Although it is written in a humorous style I think this book could be quite useful when, in our largely informal world, formality is suddenly called for. The contents of the Guide are as follows; To the Manners Born; How Do You Don't; Dinner Party Decorum; Spaghettiquette (The Proper Way to Eat); Don't wear Brown in Town; Twittiquette; Etiquette when Hatched; Etiquette when Matched; Etiquette when Despatched; Fillies, Flowers and Flotillas (The Season); Corgi Courtesy (A Royal Audience)and a Glossary. As you can see, the book aims to cover all aspects of etiquette effectively from cradle to grave.

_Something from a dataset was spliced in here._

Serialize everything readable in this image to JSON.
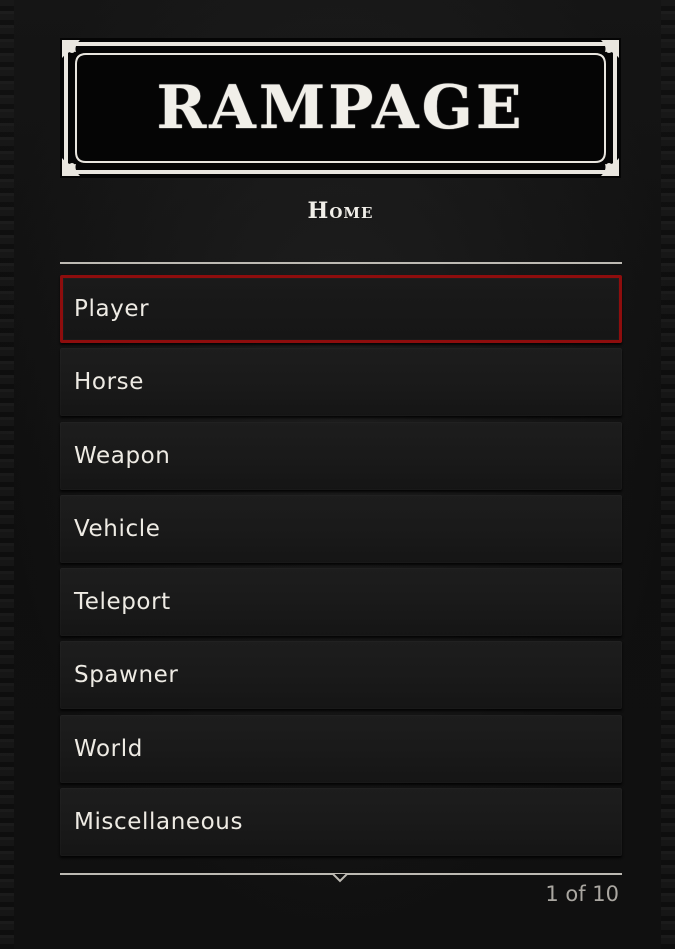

Although the style is light hearted there is plenty of genuinely useful advice, for example, how to eat awkward foods or the components of morning dress. One occasion I did think this book would have been very useful for was going to a Royal Garden Party - most people will only go once in their lifetime to such an event which adheres to traditional etiquette captured in this book. The section on "e-etiquette" (Twittiquette) gives the book a more contemporary feel than it might otherwise have had. However, like many of the chapters, it's not that the advice is perfectly practical or contemporary, more that the text raises issues that you are likely to have to confront, and, therefore the book helps you to be forearmed.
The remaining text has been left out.